Cost of Living (Tenant Protection) (Scotland) Act 2022 - proposed extension: statement of reasons

We have prepared this Statement of Reasons to set out why The Cost of Living (Tenant Protection) (Scotland) Act 2022 (Amendment of Expiry Dates and Rent Cap Modification) Regulations 2023 (“the extension regulations”) should be made.

4. Proposal to extend

4.1 The ongoing cost crisis continues to place people across Scotland in an unprecedented economic position. Renters, in particular, have lower household incomes, higher levels of poverty and are more vulnerable to economic shocks. 63% of social rented households and 40% of private rented households do not have enough savings to cover even a month of income at the poverty line, compared to 24% of households buying with a mortgage and 9% of households owning outright.[2]

4.2 This economic position has not yet changed fundamentally and many households on low and modest incomes continue to struggle. People are facing increased costs across the board, and the biggest impact is felt by those on the lowest incomes. The Office for National Statistics estimated that inflation for low-income households was 11.9% in October 2022, leaving many struggling to cope.

4.3 A comprehensive overview of the latest economic situation was provided in the first report to the Scottish Parliament published on 12 January 2023.[3] Key points highlighted include the following:[4]

  • The fuel poverty rate is expected to increase from 35% in October 2022 to 39% in April 2023, when the Energy Price Guarantee increases.
  • Consumer Price Index (CPI) inflation, which was 9.9% in August 2022, stood at 10.5% in December. While CPI inflation is expected to moderate over the course of 2023, it will remain elevated, with the Office for Budget Responsibility expecting inflation to still be as high as 7% in Q3 2023.
  • Increases in pay and earnings remain below inflation, with the Scottish Fiscal Commission expecting that real disposable income per person in Scotland will fall by 2.3% in 2023-24.
  • While the decision by the UK government to uprate reserved disability and low-income benefits by 10.1% (the inflation rate in September 2022) in 2023-34 will compensate benefit clients for the exceptionally high rate of inflation in 2022-23, they will again face elevated inflation in 2023-24; the UK Government has also decided to freeze Local Housing Allowance (LHA) rates, which apply in the private rented sector, at 2020 levels for the third year running.
  • Latest data shows high levels of rental growth, with the Scottish Government Private Rent Statistics (primarily based on advertised rents) showing a 6.2% annual increase in average 2 bedroom monthly rents across Scotland in the year to end September 2022, while data from letting agents (which relates to new let rents only) showing high growth: Rightmove reporting an annual increase of 13.0% and Citylets an increase of 8.3% in Q3 2022 in Scotland, and Zoopla reporting an increase of 11.4% for Scotland in October 2022. The ONS Private Rental Index experimental statistics shows an acceleration in the annual growth rate in Scotland, from 3.6% in August 2022 to 4.4% in December.[5] These data show that in the absence of legislation, there is a high probability of substantial increases in rents for existing tenants.

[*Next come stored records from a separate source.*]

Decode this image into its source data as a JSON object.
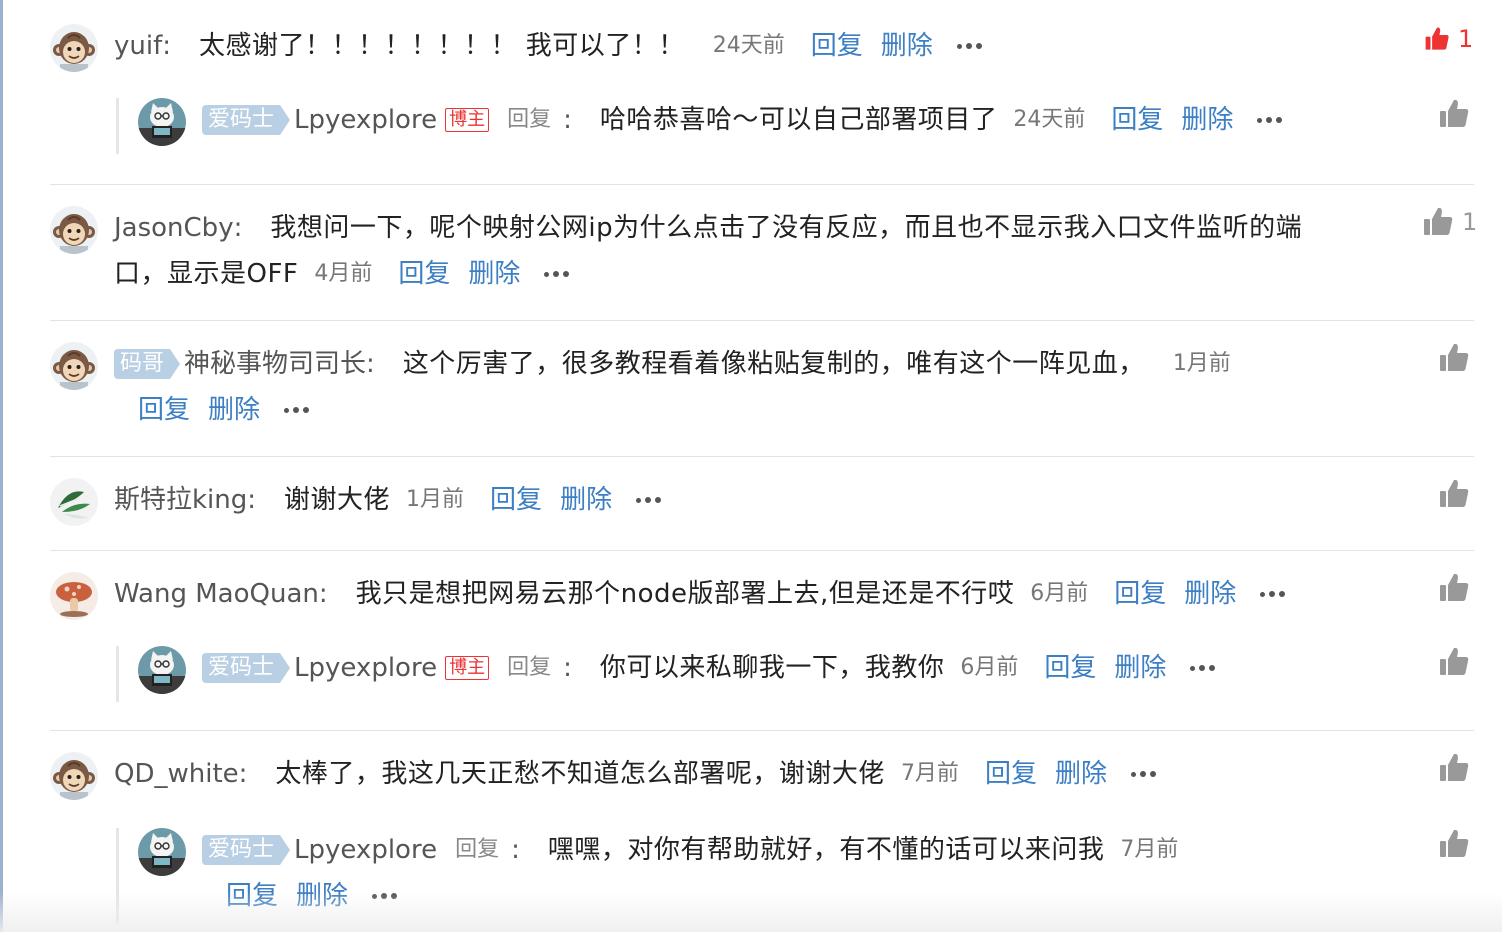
{
  "colors": {
    "link": "#3c7fc4",
    "liked": "#e33333",
    "owner_badge": "#e33333",
    "ai_badge": "#b8cfe4"
  },
  "comments": [
    {
      "user": "yuif",
      "sep": ":",
      "avatar": "monkey-avatar",
      "text": "太感谢了！！！！！！！！ 我可以了！！",
      "time": "24天前",
      "reply_label": "回复",
      "delete_label": "删除",
      "likes": "1",
      "liked": true,
      "replies": [
        {
          "badge": "爱码士",
          "user": "Lpyexplore",
          "owner_badge": "博主",
          "reply_word": "回复",
          "sep": ":",
          "avatar": "cat-avatar",
          "text": "哈哈恭喜哈～可以自己部署项目了",
          "time": "24天前",
          "reply_label": "回复",
          "delete_label": "删除"
        }
      ]
    },
    {
      "user": "JasonCby",
      "sep": ":",
      "avatar": "monkey-avatar",
      "text_line1": "我想问一下，呢个映射公网ip为什么点击了没有反应，而且也不显示我入口文件监听的端",
      "text_line2": "口，显示是OFF",
      "time": "4月前",
      "reply_label": "回复",
      "delete_label": "删除",
      "likes": "1",
      "liked": false
    },
    {
      "badge": "码哥",
      "user": "神秘事物司司长",
      "sep": ":",
      "avatar": "monkey-avatar",
      "text": "这个厉害了，很多教程看着像粘贴复制的，唯有这个一阵见血，",
      "time": "1月前",
      "reply_label": "回复",
      "delete_label": "删除"
    },
    {
      "user": "斯特拉king",
      "sep": ":",
      "avatar": "plant-avatar",
      "text": "谢谢大佬",
      "time": "1月前",
      "reply_label": "回复",
      "delete_label": "删除"
    },
    {
      "user": "Wang MaoQuan",
      "sep": ":",
      "avatar": "mushroom-avatar",
      "text": "我只是想把网易云那个node版部署上去,但是还是不行哎",
      "time": "6月前",
      "reply_label": "回复",
      "delete_label": "删除",
      "replies": [
        {
          "badge": "爱码士",
          "user": "Lpyexplore",
          "owner_badge": "博主",
          "reply_word": "回复",
          "sep": ":",
          "avatar": "cat-avatar",
          "text": "你可以来私聊我一下，我教你",
          "time": "6月前",
          "reply_label": "回复",
          "delete_label": "删除"
        }
      ]
    },
    {
      "user": "QD_white",
      "sep": ":",
      "avatar": "monkey-avatar",
      "text": "太棒了，我这几天正愁不知道怎么部署呢，谢谢大佬",
      "time": "7月前",
      "reply_label": "回复",
      "delete_label": "删除",
      "replies": [
        {
          "badge": "爱码士",
          "user": "Lpyexplore",
          "reply_word": "回复",
          "sep": ":",
          "avatar": "cat-avatar",
          "text": "嘿嘿，对你有帮助就好，有不懂的话可以来问我",
          "time": "7月前",
          "reply_label": "回复",
          "delete_label": "删除"
        }
      ]
    }
  ]
}
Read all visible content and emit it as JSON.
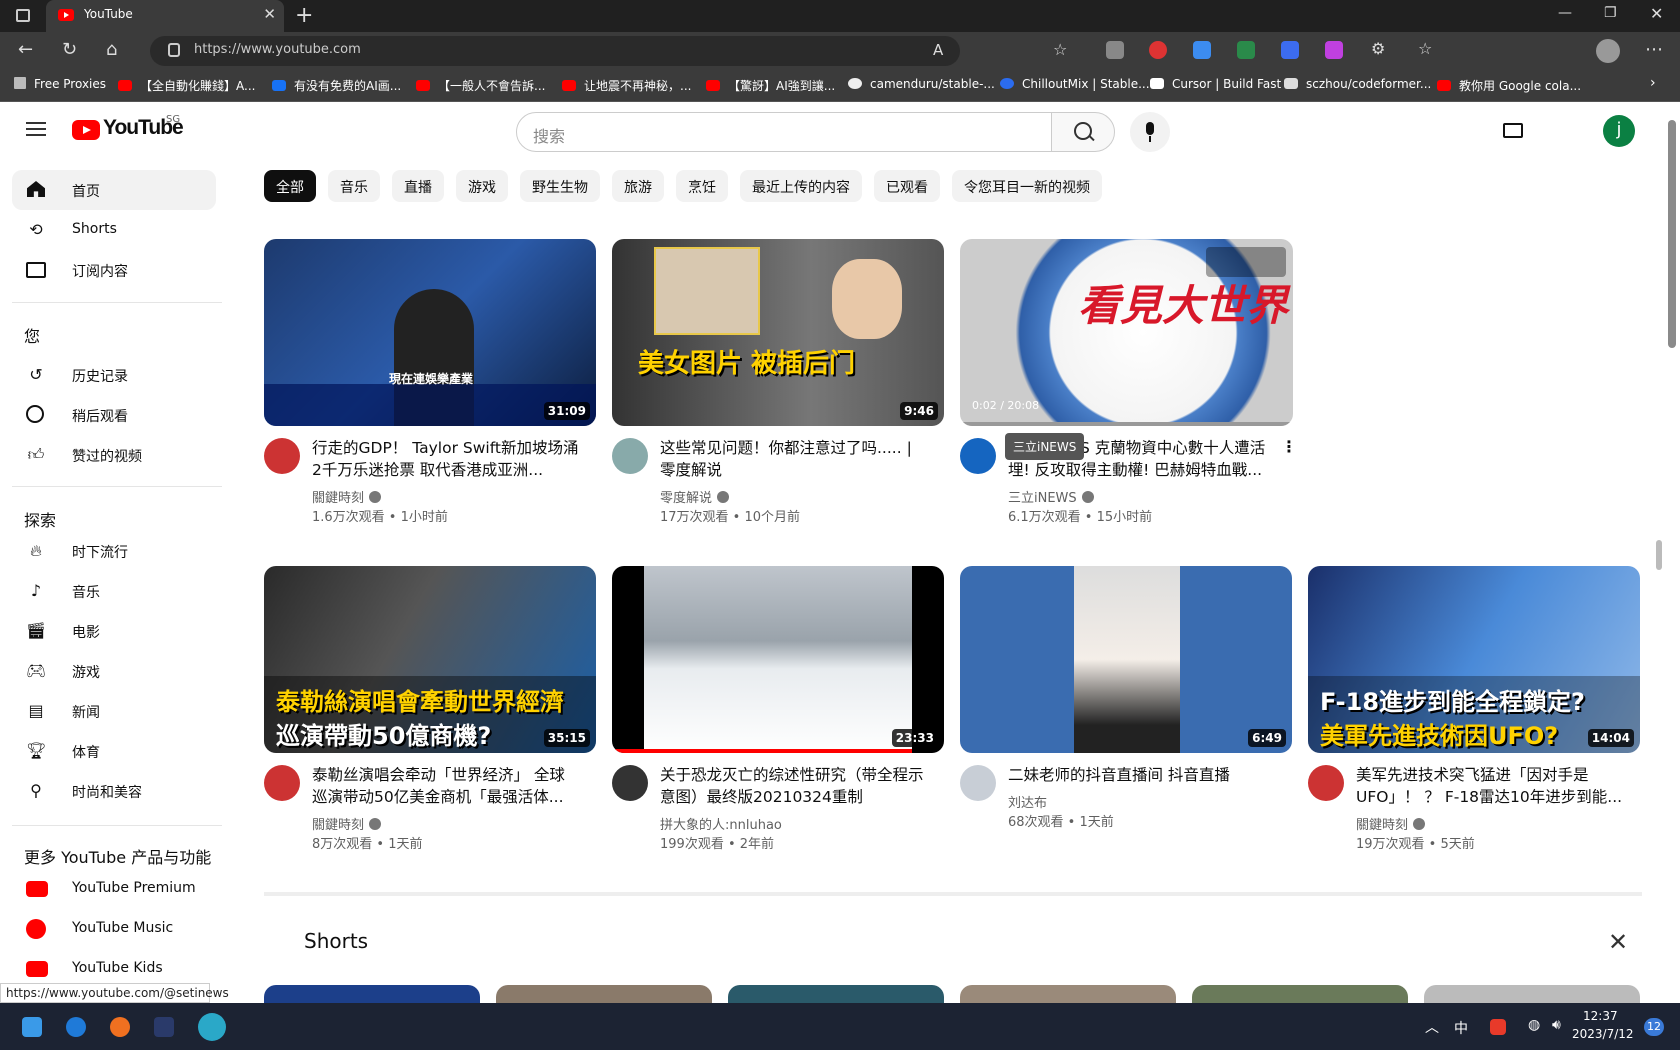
{
  "browser": {
    "tab_title": "YouTube",
    "url": "https://www.youtube.com",
    "bookmarks": [
      "Free Proxies",
      "【全自動化賺錢】A...",
      "有没有免费的AI画...",
      "【一般人不會告訴...",
      "让地震不再神秘，...",
      "【驚訝】AI強到讓...",
      "camenduru/stable-...",
      "ChilloutMix | Stable...",
      "Cursor | Build Fast",
      "sczhou/codeformer...",
      "教你用 Google cola..."
    ]
  },
  "header": {
    "logo_text": "YouTube",
    "region": "SG",
    "search_placeholder": "搜索",
    "avatar_letter": "j"
  },
  "sidebar": {
    "main": [
      {
        "label": "首页",
        "icon": "home-icon"
      },
      {
        "label": "Shorts",
        "icon": "shorts-icon"
      },
      {
        "label": "订阅内容",
        "icon": "subscriptions-icon"
      }
    ],
    "you_heading": "您",
    "you": [
      {
        "label": "历史记录",
        "icon": "history-icon"
      },
      {
        "label": "稍后观看",
        "icon": "watch-later-icon"
      },
      {
        "label": "赞过的视频",
        "icon": "thumbs-up-icon"
      }
    ],
    "explore_heading": "探索",
    "explore": [
      {
        "label": "时下流行",
        "icon": "trending-icon"
      },
      {
        "label": "音乐",
        "icon": "music-icon"
      },
      {
        "label": "电影",
        "icon": "movie-icon"
      },
      {
        "label": "游戏",
        "icon": "gaming-icon"
      },
      {
        "label": "新闻",
        "icon": "news-icon"
      },
      {
        "label": "体育",
        "icon": "trophy-icon"
      },
      {
        "label": "时尚和美容",
        "icon": "fashion-icon"
      }
    ],
    "more_heading": "更多 YouTube 产品与功能",
    "more": [
      {
        "label": "YouTube Premium"
      },
      {
        "label": "YouTube Music"
      },
      {
        "label": "YouTube Kids"
      }
    ]
  },
  "chips": [
    "全部",
    "音乐",
    "直播",
    "游戏",
    "野生生物",
    "旅游",
    "烹饪",
    "最近上传的内容",
    "已观看",
    "令您耳目一新的视频"
  ],
  "videos": [
    {
      "title": "行走的GDP！ Taylor Swift新加坡场涌2千万乐迷抢票 取代香港成亚洲...",
      "channel": "關鍵時刻",
      "meta": "1.6万次观看 • 1小时前",
      "duration": "31:09",
      "overlay": "現在連娛樂產業"
    },
    {
      "title": "这些常见问题！你都注意过了吗..... | 零度解说",
      "channel": "零度解说",
      "meta": "17万次观看 • 10个月前",
      "duration": "9:46",
      "overlay": "美女图片 被插后门"
    },
    {
      "title": "三立iNEWS 克蘭物資中心數十人遭活埋! 反攻取得主動權! 巴赫姆特血戰...",
      "channel": "三立iNEWS",
      "meta": "6.1万次观看 • 15小时前",
      "duration": "0:02 / 20:08",
      "overlay": "看見大世界",
      "tooltip": "三立iNEWS"
    },
    {
      "title": "泰勒丝演唱会牵动「世界经济」 全球巡演带动50亿美金商机「最强活体...",
      "channel": "關鍵時刻",
      "meta": "8万次观看 • 1天前",
      "duration": "35:15",
      "overlay": "泰勒絲演唱會牽動世界經濟",
      "overlay2": "巡演帶動50億商機?"
    },
    {
      "title": "关于恐龙灭亡的综述性研究（带全程示意图）最终版20210324重制",
      "channel": "拼大象的人:nnluhao",
      "meta": "199次观看 • 2年前",
      "duration": "23:33"
    },
    {
      "title": "二妹老师的抖音直播间 抖音直播",
      "channel": "刘达布",
      "meta": "68次观看 • 1天前",
      "duration": "6:49"
    },
    {
      "title": "美军先进技术突飞猛进「因对手是UFO」！ ？ F-18雷达10年进步到能...",
      "channel": "關鍵時刻",
      "meta": "19万次观看 • 5天前",
      "duration": "14:04",
      "overlay": "F-18進步到能全程鎖定?",
      "overlay2": "美軍先進技術因UFO?"
    }
  ],
  "shorts_heading": "Shorts",
  "status_url": "https://www.youtube.com/@setinews",
  "taskbar": {
    "time": "12:37",
    "date": "2023/7/12",
    "ime": "中",
    "badge": "12"
  }
}
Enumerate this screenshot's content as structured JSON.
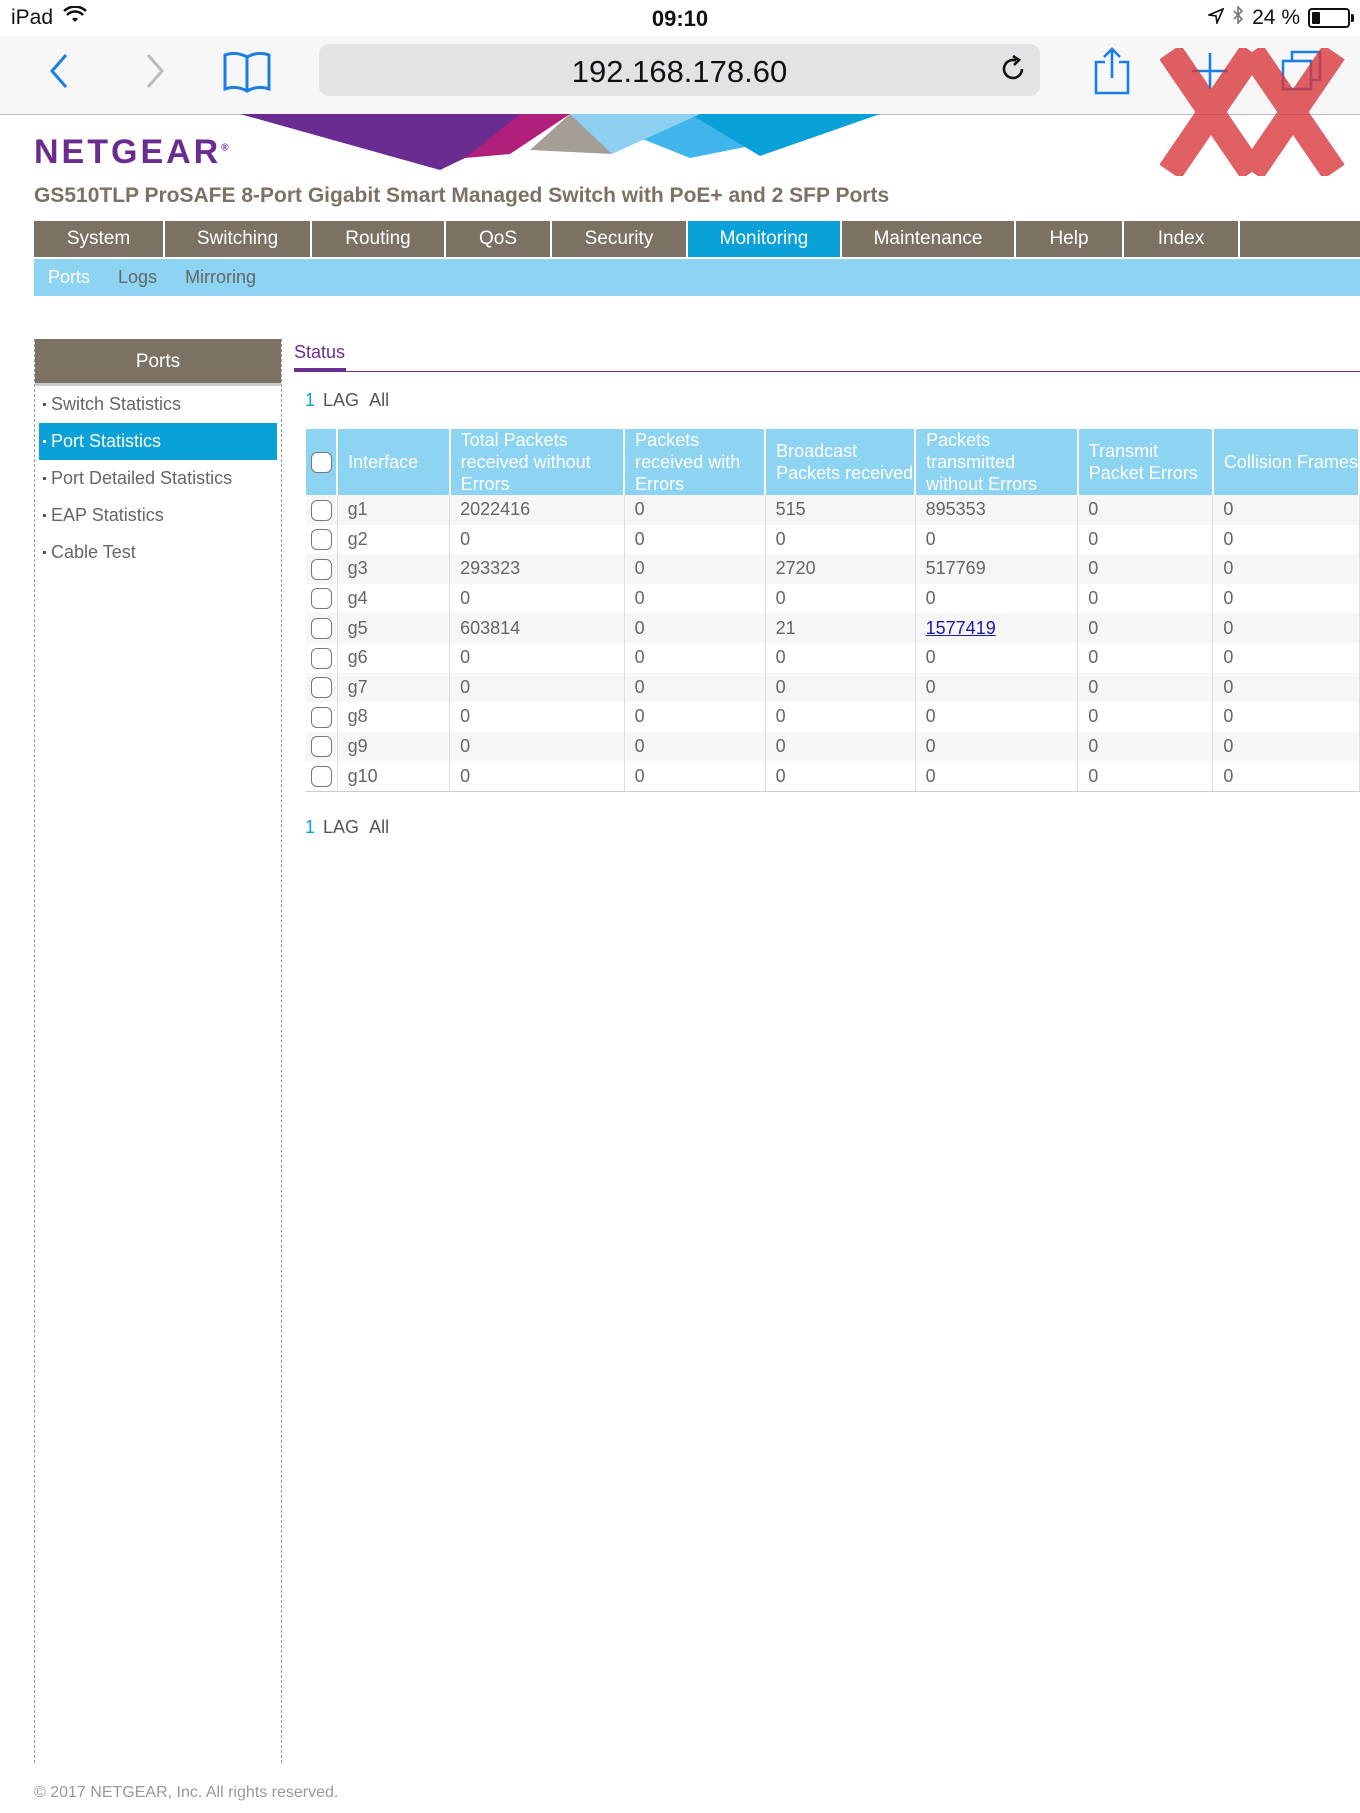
{
  "status_bar": {
    "device": "iPad",
    "time": "09:10",
    "battery": "24 %",
    "battery_level": 0.24
  },
  "browser": {
    "url": "192.168.178.60"
  },
  "header": {
    "logo": "NETGEAR",
    "logo_mark": "®",
    "product": "GS510TLP ProSAFE 8-Port Gigabit Smart Managed Switch with PoE+ and 2 SFP Ports"
  },
  "main_nav": [
    "System",
    "Switching",
    "Routing",
    "QoS",
    "Security",
    "Monitoring",
    "Maintenance",
    "Help",
    "Index"
  ],
  "sub_nav": [
    "Ports",
    "Logs",
    "Mirroring"
  ],
  "sidebar": {
    "title": "Ports",
    "items": [
      "Switch Statistics",
      "Port Statistics",
      "Port Detailed Statistics",
      "EAP Statistics",
      "Cable Test"
    ]
  },
  "content": {
    "tab": "Status",
    "lag_nav": {
      "num": "1",
      "lag": "LAG",
      "all": "All"
    },
    "columns": {
      "interface": "Interface",
      "c1": "Total Packets received without Errors",
      "c2": "Packets received with Errors",
      "c3": "Broadcast Packets received",
      "c4": "Packets transmitted without Errors",
      "c5": "Transmit Packet Errors",
      "c6": "Collision Frames"
    },
    "rows": [
      [
        "g1",
        "2022416",
        "0",
        "515",
        "895353",
        "0",
        "0"
      ],
      [
        "g2",
        "0",
        "0",
        "0",
        "0",
        "0",
        "0"
      ],
      [
        "g3",
        "293323",
        "0",
        "2720",
        "517769",
        "0",
        "0"
      ],
      [
        "g4",
        "0",
        "0",
        "0",
        "0",
        "0",
        "0"
      ],
      [
        "g5",
        "603814",
        "0",
        "21",
        "1577419",
        "0",
        "0"
      ],
      [
        "g6",
        "0",
        "0",
        "0",
        "0",
        "0",
        "0"
      ],
      [
        "g7",
        "0",
        "0",
        "0",
        "0",
        "0",
        "0"
      ],
      [
        "g8",
        "0",
        "0",
        "0",
        "0",
        "0",
        "0"
      ],
      [
        "g9",
        "0",
        "0",
        "0",
        "0",
        "0",
        "0"
      ],
      [
        "g10",
        "0",
        "0",
        "0",
        "0",
        "0",
        "0"
      ]
    ]
  },
  "footer": "© 2017 NETGEAR, Inc. All rights reserved.",
  "colors": {
    "brand": "#6b2c91",
    "accent": "#0aa0d8",
    "light_accent": "#8dd3f2",
    "nav_gray": "#7b7264"
  }
}
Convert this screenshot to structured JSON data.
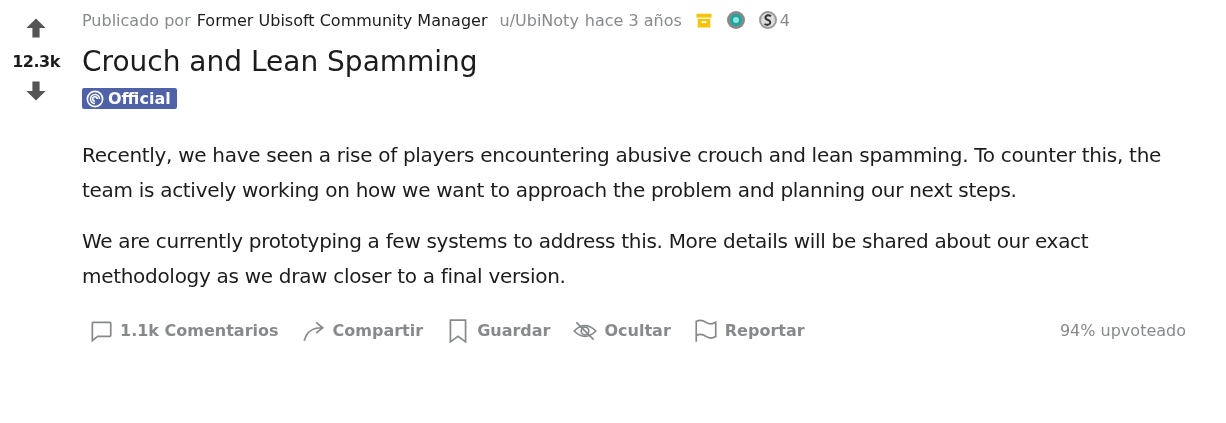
{
  "vote": {
    "score": "12.3k"
  },
  "meta": {
    "prefix": "Publicado por",
    "author": "Former Ubisoft Community Manager",
    "user": "u/UbiNoty",
    "time": "hace 3 años",
    "award_count": "4"
  },
  "title": "Crouch and Lean Spamming",
  "flair": {
    "label": "Official"
  },
  "body": [
    "Recently, we have seen a rise of players encountering abusive crouch and lean spamming. To counter this, the team is actively working on how we want to approach the problem and planning our next steps.",
    "We are currently prototyping a few systems to address this. More details will be shared about our exact methodology as we draw closer to a final version."
  ],
  "actions": [
    {
      "kind": "comment",
      "label": "1.1k Comentarios"
    },
    {
      "kind": "share",
      "label": "Compartir"
    },
    {
      "kind": "save",
      "label": "Guardar"
    },
    {
      "kind": "hide",
      "label": "Ocultar"
    },
    {
      "kind": "report",
      "label": "Reportar"
    }
  ],
  "upvote_ratio": "94% upvoteado"
}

4.4 It is taking the wider economic context and stakeholder engagement into account that Scottish Ministers have given consideration to the question of whether Part 1 of the Act should be extended. In doing so, careful consideration has been given to the requirement to balance the needs of many stakeholders and partners who wish to see the provisions remain available, against the commitment given when the Act was introduced, that the provisions would not remain in place unless necessary.

4.5 Part 1 of the Act can only be extended in its entirety and not on a provision by provision basis. Any provisions that should not be extended therefore need to be expired through separate regulations.

4.6 Throughout the proposed six month extension period, if provisions are deemed to be no longer necessary during that time, they must be suspended or expired early. A suspended provision could subsequently be revived if this was considered necessary.

4.7 Therefore, proposing that Part 1 of the Act be extended at this time does not mean that all provisions covered by the extension will remain in place until 30 September 2023. The Scottish Government will continue to review whether the provisions remain necessary and proportionate in connection with the cost of living.

4.8 This Statement of Reasons provides further detail of the justification for extending the expiry date of Part 1 of the Act.